Zoning out, staring out of the window at the sun's continued poor attempts at illumination; Jesse regretted attending the lecture. Perhaps his morning might have been slightly spiced up had the lecturer actually engaged with the class over the prescribed reading, but no, the lecture had merely resumed with all the gusto of a crumpled parchment. With a sigh he continued staring into the matte grey sky. Things had been getting him down lately, and this shoddy cloudscape reflected his broodiness perfectly. This early morning archaeology double was doing him no good today, getting up on days like this was such challenging enough, let alone on limited sleep. He looked around at the class, absently wondering who else had bothered, surprisingly the class was more than half full, but what a dejected bunch they were, Jesse could tell that most of the class like him, had not been able to summon up the motivation to read through the lengthy document last night either, in fact Mr Robinson was looking the worse for wear too, clutching a coffee, and looking about as good as the weather. The lecturer droned on about the prehistoric remains which could be found in mid Africa and their implications about early society and the dawns of mankind, an interesting topic at its core, but it was handled in such a way as to be all drivel, and seemingly little actual substance. Little substance would be how he would describe life recently; Jesse had really been struggling with motivation these past few weeks. Under normal circumstances, he considered himself to be a conscientious and diligent student. Well that was his own opinion, but still, things were seldom left for the day before, and today he had managed a double whammy, actually sacrificing sleep time, but for no tangible gain. His scanty recollections destroyed his ability to take any real understanding from this lecture. Thinking of his cat settling into the last of the warmth from the covers did little to lighten his mood. No Jesse was the grim clouds personified.

Shit!

His slow mind had just churned up a geology assignment, with the last related recollection being 'putting it off again'. With a dull shock he realized it was due in a couple of hours. There was very little hope of finishing it, yet he could hardly bring himself to care. Surely normally he would have been scurrying around trying to make a plan, even resorting to copying if needed. But not today. Perhaps it was the lecturers’ drone. Either way Jesse felt content to just sit, and let his impending doom approach. He felt absolutely no inclination to do anything whatsoever.

Things were just getting him down lately and this numbness in his core; he just wanted to feel something!

He had tried talking to classmates, but it was all drivel, people complaining about their own lives, in fact people seemed to be complaining about almost everything. The early morning banter was gone, scarcely remembered, and instead these last days had been filled with morbid talking about problems, issues, deadlines, challenges.

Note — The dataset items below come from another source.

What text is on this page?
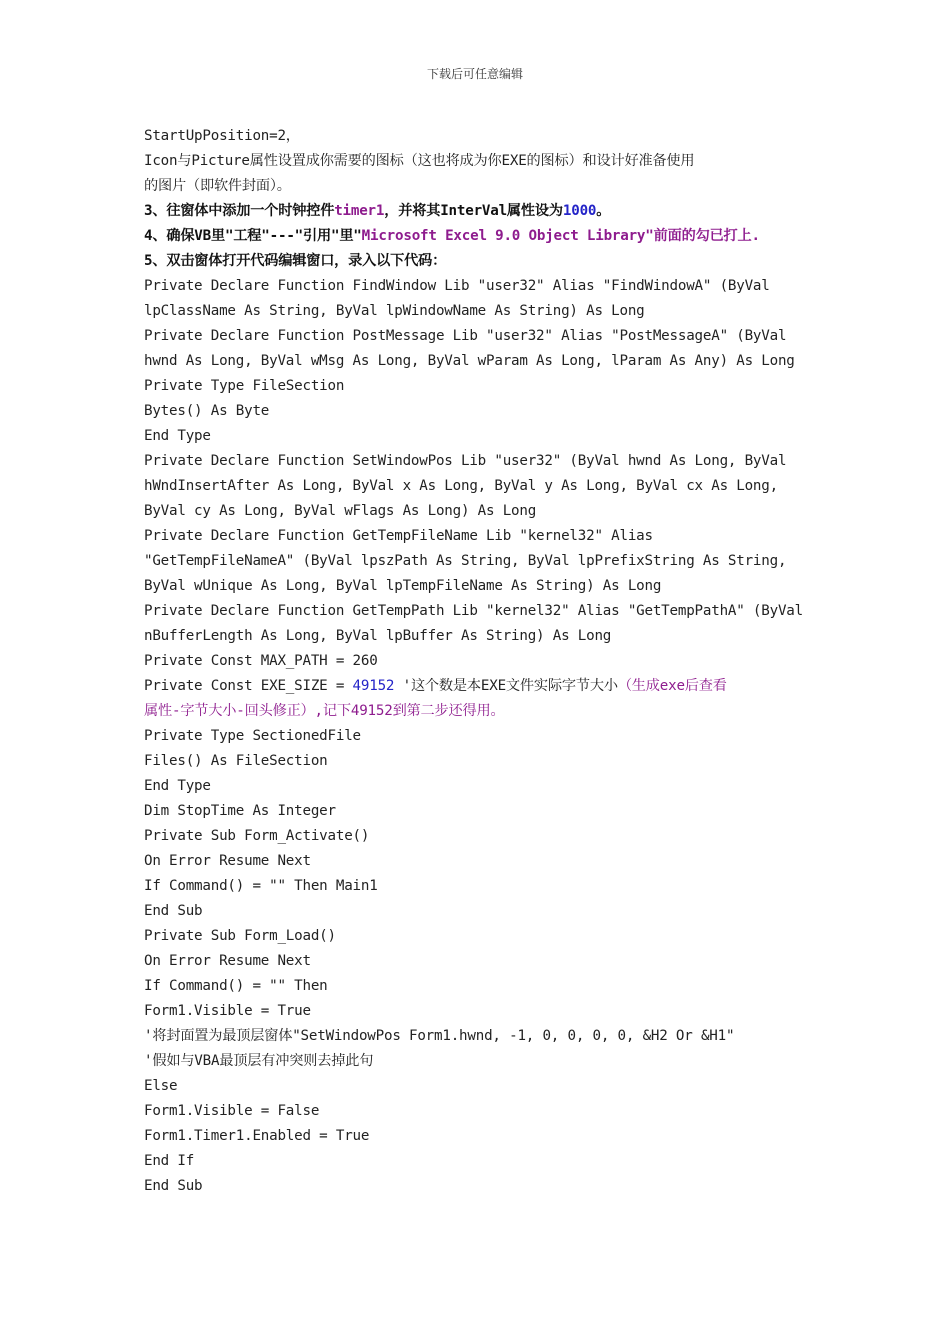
下载后可任意编辑
StartUpPosition=2，
Icon与Picture属性设置成你需要的图标（这也将成为你EXE的图标）和设计好准备使用
的图片（即软件封面）。
3、往窗体中添加一个时钟控件timer1，并将其InterVal属性设为1000。
4、确保VB里"工程"---"引用"里"Microsoft Excel 9.0 Object Library"前面的勾已打上.
5、双击窗体打开代码编辑窗口，录入以下代码：
Private Declare Function FindWindow Lib "user32" Alias "FindWindowA" (ByVal
lpClassName As String, ByVal lpWindowName As String) As Long
Private Declare Function PostMessage Lib "user32" Alias "PostMessageA" (ByVal
hwnd As Long, ByVal wMsg As Long, ByVal wParam As Long, lParam As Any) As Long
Private Type FileSection
Bytes() As Byte
End Type
Private Declare Function SetWindowPos Lib "user32" (ByVal hwnd As Long, ByVal
hWndInsertAfter As Long, ByVal x As Long, ByVal y As Long, ByVal cx As Long,
ByVal cy As Long, ByVal wFlags As Long) As Long
Private Declare Function GetTempFileName Lib "kernel32" Alias
"GetTempFileNameA" (ByVal lpszPath As String, ByVal lpPrefixString As String,
ByVal wUnique As Long, ByVal lpTempFileName As String) As Long
Private Declare Function GetTempPath Lib "kernel32" Alias "GetTempPathA" (ByVal
nBufferLength As Long, ByVal lpBuffer As String) As Long
Private Const MAX_PATH = 260
Private Const EXE_SIZE = 49152 '这个数是本EXE文件实际字节大小（生成exe后查看
属性-字节大小-回头修正）,记下49152到第二步还得用。
Private Type SectionedFile
Files() As FileSection
End Type
Dim StopTime As Integer
Private Sub Form_Activate()
On Error Resume Next
If Command() = "" Then Main1
End Sub
Private Sub Form_Load()
On Error Resume Next
If Command() = "" Then
Form1.Visible = True
'将封面置为最顶层窗体"SetWindowPos Form1.hwnd, -1, 0, 0, 0, 0, &H2 Or &H1"
'假如与VBA最顶层有冲突则去掉此句
Else
Form1.Visible = False
Form1.Timer1.Enabled = True
End If
End Sub
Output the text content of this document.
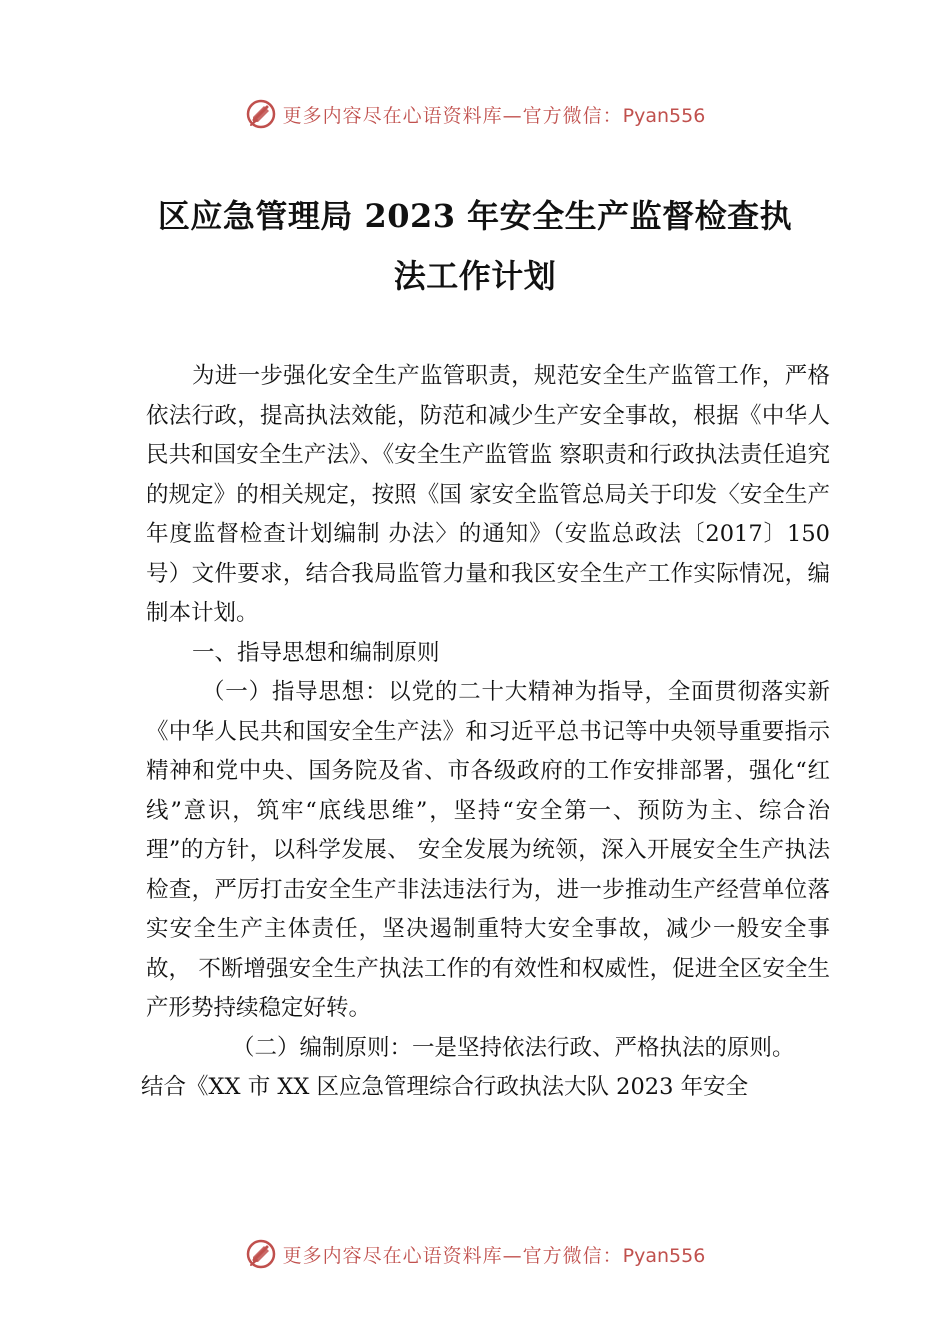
更多内容尽在心语资料库—官方微信：Pyan556
区应急管理局 2023 年安全生产监督检查执
法工作计划

为进一步强化安全生产监管职责，规范安全生产监管工作，严格依法行政，提高执法效能，防范和减少生产安全事故，根据《中华人民共和国安全生产法》、《安全生产监管监 察职责和行政执法责任追究的规定》的相关规定，按照《国 家安全监管总局关于印发〈安全生产年度监督检查计划编制 办法〉的通知》（安监总政法〔2017〕150 号）文件要求，结合我局监管力量和我区安全生产工作实际情况，编制本计划。

一、指导思想和编制原则

（一）指导思想：以党的二十大精神为指导，全面贯彻落实新《中华人民共和国安全生产法》和习近平总书记等中央领导重要指示精神和党中央、国务院及省、市各级政府的工作安排部署，强化“红线”意识，筑牢“底线思维”，坚持“安全第一、预防为主、综合治理”的方针，以科学发展、 安全发展为统领，深入开展安全生产执法检查，严厉打击安全生产非法违法行为，进一步推动生产经营单位落实安全生产主体责任，坚决遏制重特大安全事故，减少一般安全事故， 不断增强安全生产执法工作的有效性和权威性，促进全区安全生产形势持续稳定好转。

（二）编制原则：一是坚持依法行政、严格执法的原则。

结合《XX 市 XX 区应急管理综合行政执法大队 2023 年安全

更多内容尽在心语资料库—官方微信：Pyan556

It was as if being unpleasant had become fashionable overnight. What infuriated Jesse was how most of these people seemed to have no legitimate case for such angst; they would sit and complain about the insignificant hitches in their cushy, padded little existences. People were so self obsessed sometimes, it disgusted him.

He needed think, to distance himself from it all, a holiday would have been nice, but for now the best he could do was look out of the window, and onto the city spread out around the university. Perhaps one ray of sunlight?
No such luck, endless dreariness and a city full of people with problems stretched away into the distance. Jesse switched off, for a moment he was done with this world, he couldn’t go home and escape into his Xbox. Out of sheer respect for the lecturer, he composed himself so that he would at least appear to be listening rather than blatantly sleeping on the desk. Right now Jesse was content to keep up the attempted attentive angle to his slouch and wait for some life to unfold. Maybe something interesting would happen.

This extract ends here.